Rape is not a violent crime.
Well, the Limestone County Circuit Court in Alabama isn’t treating it as one, considering it ruled last week that a man convicted of rape would not spend any time in prison. Instead, he will spend two years in a corrections program for “nonviolent, low-level offenders” and three years on probation.
Unlike other rape cases that have made it to the national news circuit, this case does not involve the supposed legal “gray-area” of sexual consent. This man was convicted of three charges of rape. Still, he is not being punished.
The first problem with this ruling is that it violates what we should understand, as a culture, about rape and the definition of violence.
Rape is a breach of an individual’s bodily autonomy and integrity. It is inherently violent.
The second problem is less abstract. A survivor of rape now has to contend with the fact that her rapist walks free and can seek retaliation at any time.

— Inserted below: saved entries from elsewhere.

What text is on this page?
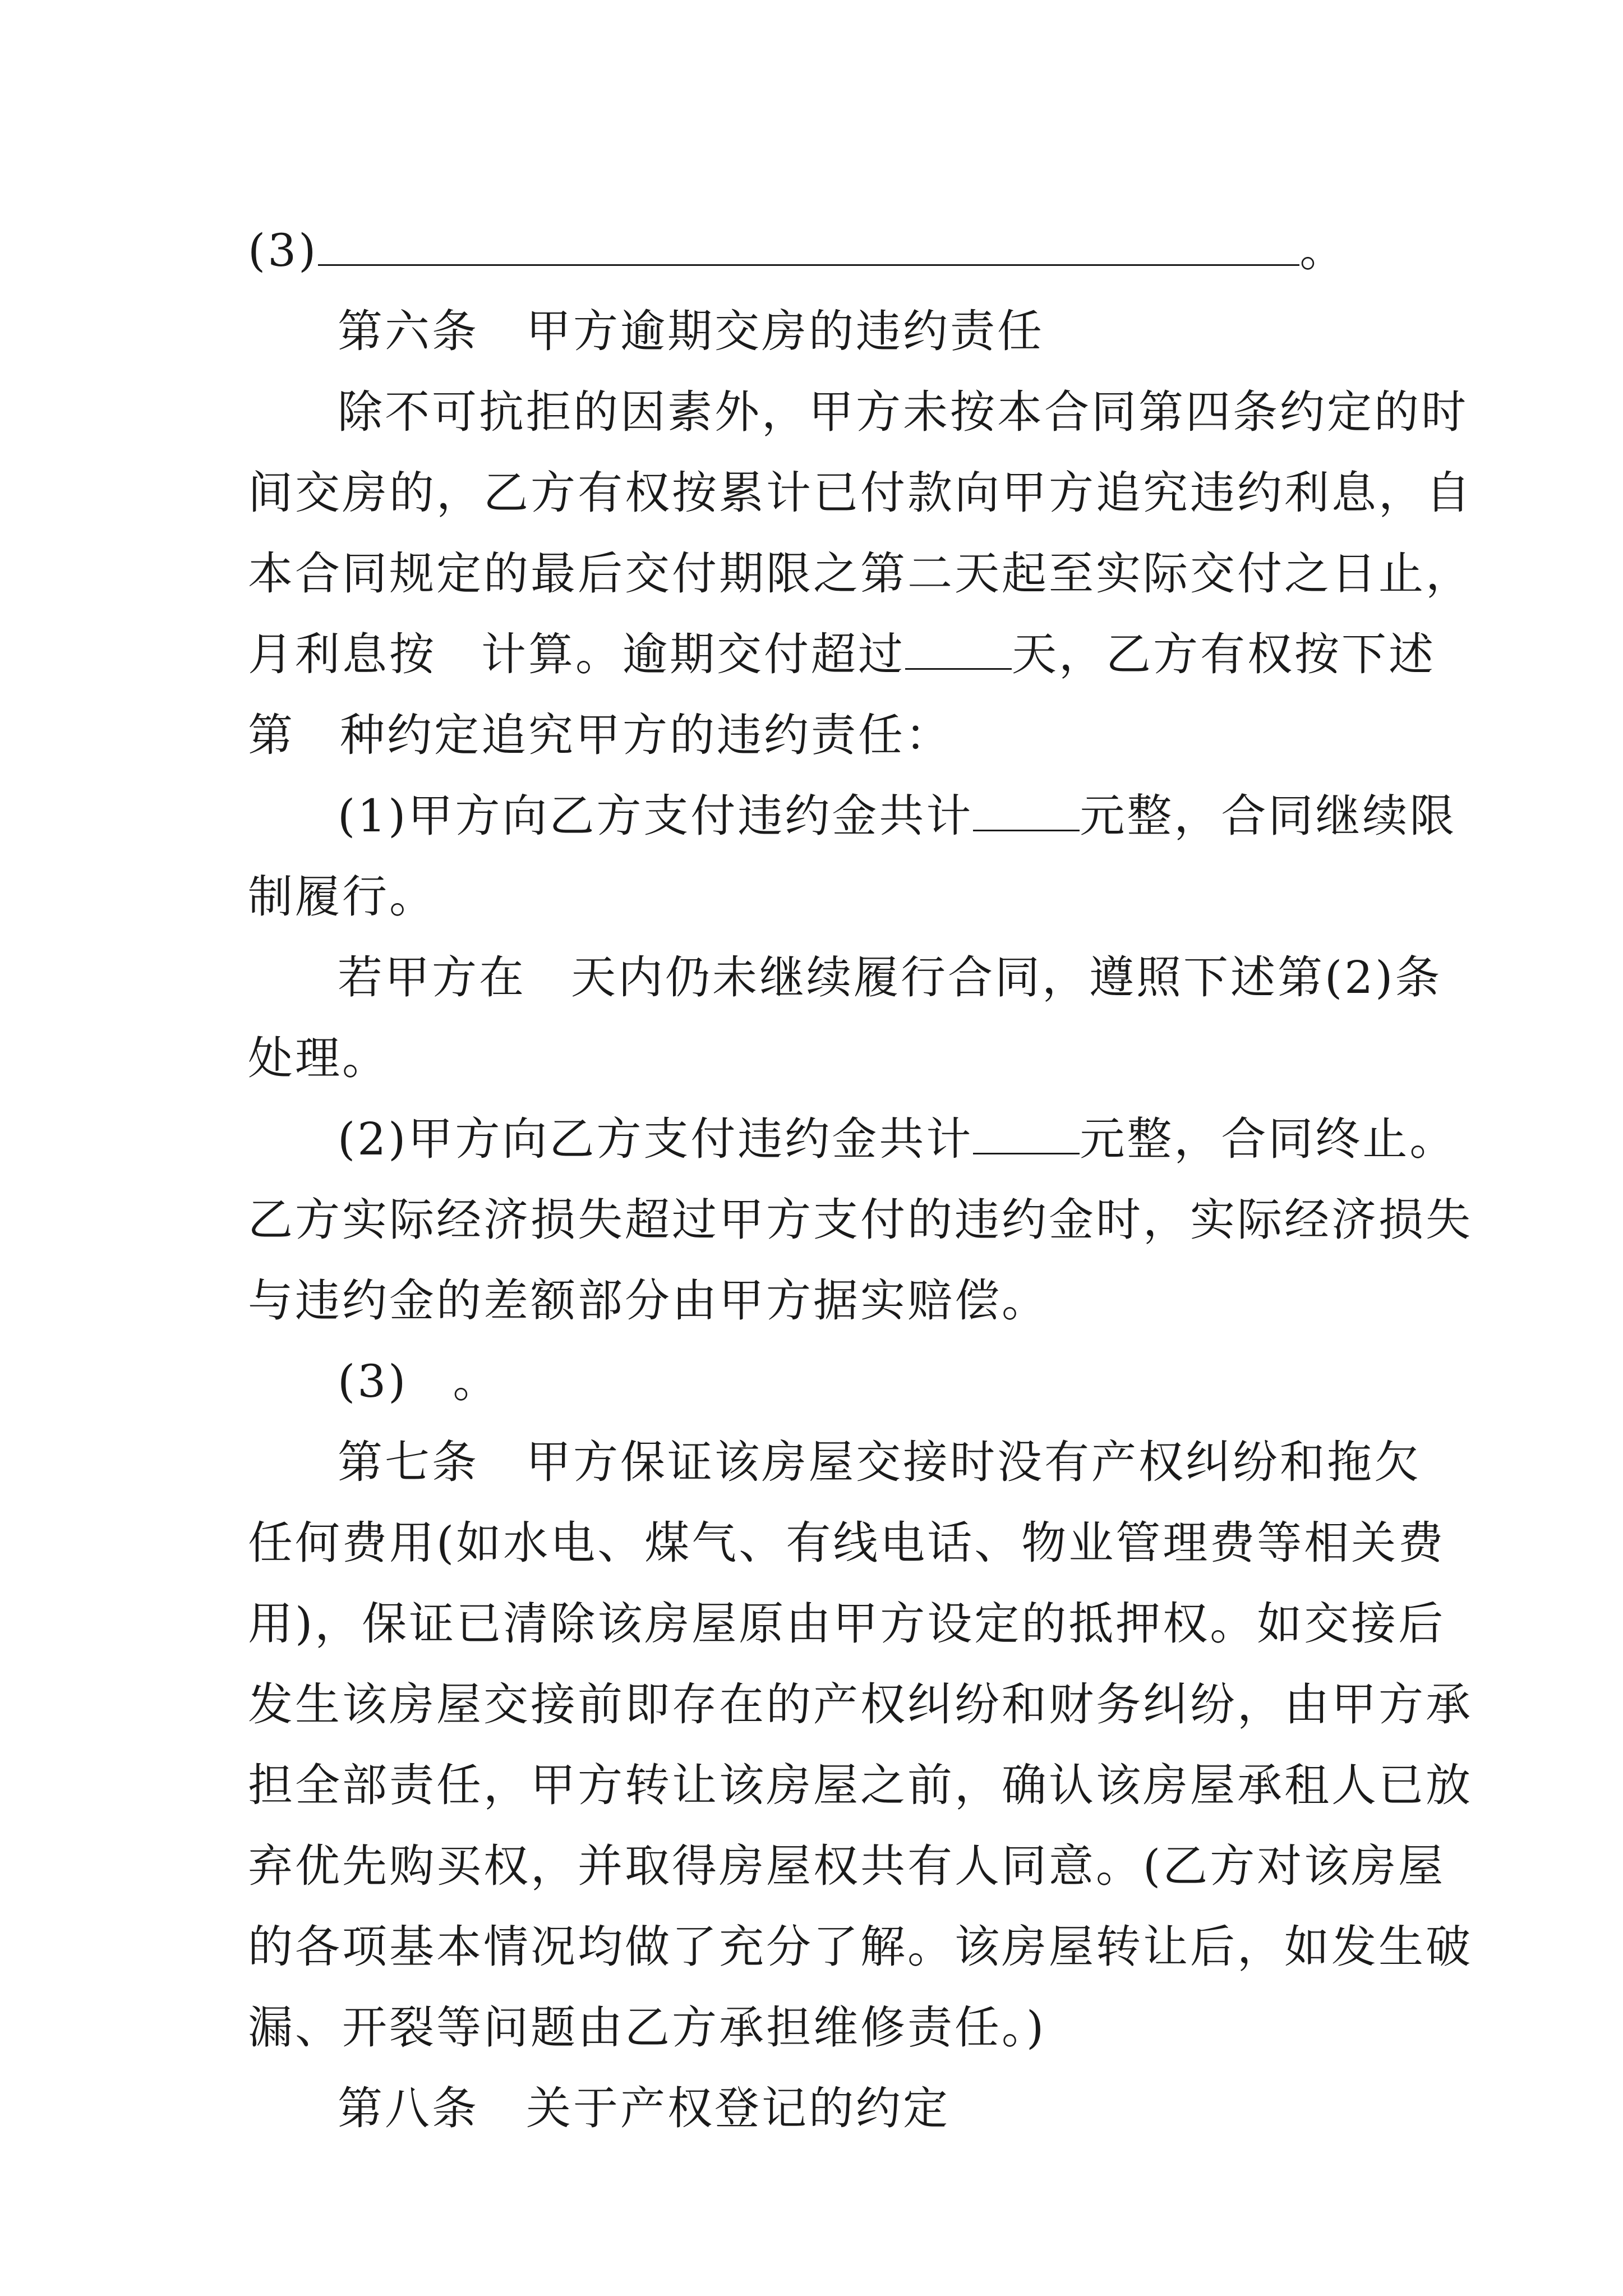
(3)	。

第六条　甲方逾期交房的违约责任

除不可抗拒的因素外，甲方未按本合同第四条约定的时

间交房的，乙方有权按累计已付款向甲方追究违约利息，自

本合同规定的最后交付期限之第二天起至实际交付之日止，

月利息按 计算。逾期交付超过 天，乙方有权按下述

第 种约定追究甲方的违约责任：

(1)甲方向乙方支付违约金共计 元整，合同继续限

制履行。

若甲方在 天内仍未继续履行合同，遵照下述第(2)条

处理。

(2)甲方向乙方支付违约金共计 元整，合同终止。

乙方实际经济损失超过甲方支付的违约金时，实际经济损失

与违约金的差额部分由甲方据实赔偿。

(3) 。

第七条　甲方保证该房屋交接时没有产权纠纷和拖欠

任何费用(如水电、煤气、有线电话、物业管理费等相关费

用)，保证已清除该房屋原由甲方设定的抵押权。如交接后

发生该房屋交接前即存在的产权纠纷和财务纠纷，由甲方承

担全部责任，甲方转让该房屋之前，确认该房屋承租人已放

弃优先购买权，并取得房屋权共有人同意。(乙方对该房屋

的各项基本情况均做了充分了解。该房屋转让后，如发生破

漏、开裂等问题由乙方承担维修责任。)

第八条　关于产权登记的约定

Courtney Andrews has had to move across the state to get away from her rapist, and she is concerned for her family now that he will not be sentenced to time in prison. It’s possible that Andrews’ choice to press charges will make him more likely to retaliate, so this ruling may have the effect of punishing the survivor for being brave enough to report her rape.
Andrews told the The News Courier:
“Now that he is free, I will absolutely not come home.”
Immediately after the ruling, the District Attorney brought up the guidelines of the Code of Alabama, which allows a judge to split a sentence between jail time, probation time, and time in a corrections program, but the judge did not alter the decision.
Whether or not a sentencing split like this is legal according to the code is somewhat murky. What is clear is that first degree rape convictions have a sentencing range from 10 to 99 years.
Since this story broke, the DA has filed a motion seeking a more punitive sentencing, asserting that the current sentence is illegal. The DA has also petitioned the Alabama Criminal Court of Appeals, arguing that rape is a “violent offense” and should be treated as such.
Meanwhile, Andrews must live with being unsafe while her rapist is allowed to go back home to his wife and three children. Of her feeling about the ruling, she said,
“He’s still not paying for any of it. When does he have to pay?”
“I’ve been paying since I was 13 years old.”
In cases of rape, the purpose of imprisonment is straightforward: It stops the rapist from hurting the survivor, or their family, or anyone else, again. As the ruling stands, it does just the opposite for Andrews.